JFCS helps refugees with resettlement, employment and case management, among other services. The organization, which uses interpreters when working with clients, also offers peer support groups and has provided education on COVID-19 to immigrants and refugees.

The organization is one of several that helped create the COVID-19 Cash Assistance Program, which will provide funding to immigrants and refugees who did not receive a federal stimulus payment. Mayor Bill Peduto’s Welcoming Pittsburgh initiative received a $500,000 grant for the program, which local organizations will run, the city announced June 26.
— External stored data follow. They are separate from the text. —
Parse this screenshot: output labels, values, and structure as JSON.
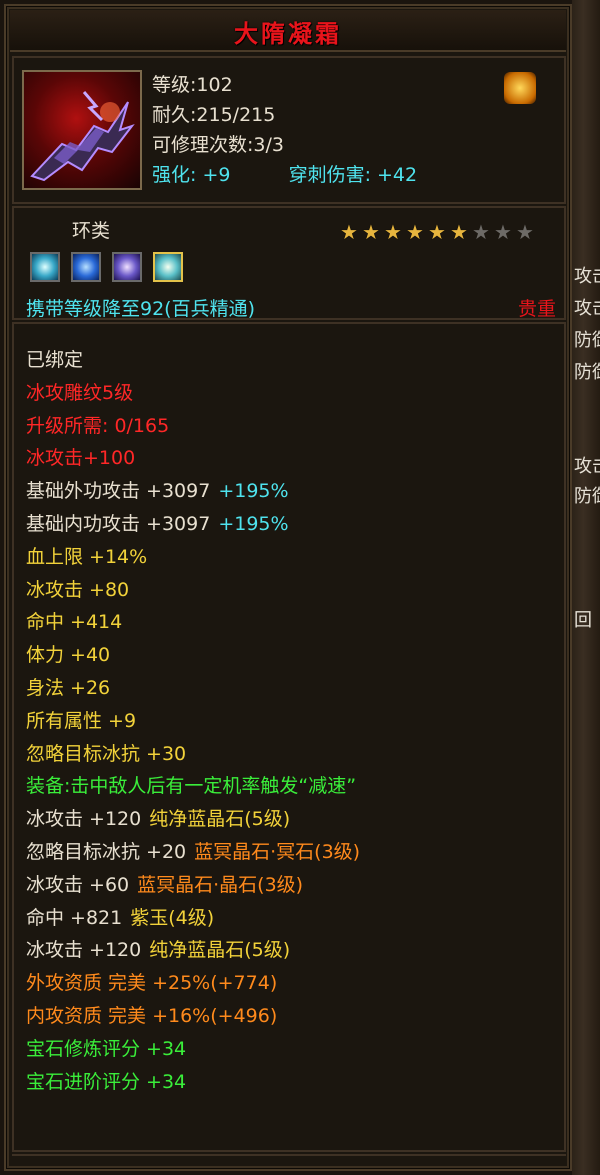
{
  "item": {
    "name": "大隋凝霜",
    "level": "等级:102",
    "durability": "耐久:215/215",
    "repair": "可修理次数:3/3",
    "enhance_label": "强化:",
    "enhance_value": "+9",
    "pierce_label": "穿刺伤害:",
    "pierce_value": "+42",
    "type": "环类",
    "stars": {
      "filled": 6,
      "total": 9
    },
    "level_reduce": "携带等级降至92(百兵精通)",
    "rarity": "贵重"
  },
  "attributes": [
    {
      "text": "已绑定",
      "color": "white"
    },
    {
      "text": "冰攻雕纹5级",
      "color": "red"
    },
    {
      "text": "升级所需: 0/165",
      "color": "red"
    },
    {
      "text": "冰攻击+100",
      "color": "red"
    },
    {
      "text": "基础外功攻击 +3097",
      "extra": "+195%",
      "color": "white"
    },
    {
      "text": "基础内功攻击 +3097",
      "extra": "+195%",
      "color": "white"
    },
    {
      "text": "血上限 +14%",
      "color": "yellow"
    },
    {
      "text": "冰攻击 +80",
      "color": "yellow"
    },
    {
      "text": "命中 +414",
      "color": "yellow"
    },
    {
      "text": "体力 +40",
      "color": "yellow"
    },
    {
      "text": "身法 +26",
      "color": "yellow"
    },
    {
      "text": "所有属性 +9",
      "color": "yellow"
    },
    {
      "text": "忽略目标冰抗 +30",
      "color": "yellow"
    },
    {
      "text": "装备:击中敌人后有一定机率触发“减速”",
      "color": "green"
    },
    {
      "text": "冰攻击 +120",
      "extra": "纯净蓝晶石(5级)",
      "color": "white",
      "extra_color": "yellow"
    },
    {
      "text": "忽略目标冰抗 +20",
      "extra": "蓝冥晶石·冥石(3级)",
      "color": "white",
      "extra_color": "orange"
    },
    {
      "text": "冰攻击 +60",
      "extra": "蓝冥晶石·晶石(3级)",
      "color": "white",
      "extra_color": "orange"
    },
    {
      "text": "命中 +821",
      "extra": "紫玉(4级)",
      "color": "white",
      "extra_color": "yellow"
    },
    {
      "text": "冰攻击 +120",
      "extra": "纯净蓝晶石(5级)",
      "color": "white",
      "extra_color": "yellow"
    },
    {
      "text": "外攻资质  完美 +25%(+774)",
      "color": "orange"
    },
    {
      "text": "内攻资质  完美 +16%(+496)",
      "color": "orange"
    },
    {
      "text": "宝石修炼评分 +34",
      "color": "green"
    },
    {
      "text": "宝石进阶评分 +34",
      "color": "green"
    }
  ],
  "background_fragments": [
    "攻击",
    "攻击",
    "防御",
    "防御",
    "攻击",
    "防御",
    "回"
  ]
}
The peer support groups have partnered with DHS and the nonprofit Neighborhood Resilience Project to train bilingual residents to disseminate health information within their communities, Aizenman said.

‘Following experts’

As soon as stay-at-home orders were issued in March, the Bhutanese Community Association of Pittsburgh [BCAP] made a video in Nepali to provide information on COVID-19, Executive Director Khara Timsina said, but language posed challenges for Bhutanese community members assisting their children with virtual learning. Teachers tried to help by using interpreters, but it was difficult for the interpreters to explain remotely how to navigate a virtual classroom.

Residents also struggled initially to complete unemployment compensation forms due to language barriers and a lack of in-person communication, he said.

Aweys Mwaliya is the executive director of Somali Bantu Community Association of Pittsburgh. (Photo by Jay Manning/PublicSource)

BCAP has connected families in need of educational support with a volunteer mentor, Timsina said. The association has also worked with 412 Food Rescue to deliver fresh produce to community members and has collected personal protective equipment and supplies from Global Links, a medical relief and development organization dedicated to supporting health in communities that lack resources, and the Pittsburgh Bureau of Police.

“We [utilized] around 20 to 40 volunteers to reach those supplies to individual homes or apartments, keeping or following the CDC guidelines,” Timsina said.

For SBCAP, it’s important that its community members not suffer. Somali Bantu refugees escaped death and disease during the civil war, but there isn’t anywhere to go to stay safe from COVID-19, Mwaliya said.

“The only safe for community members is to follow the experts,” Mwaliya said. “We need the elderly, they are part of our communities, and there are people who are sick. We need them to be alive.”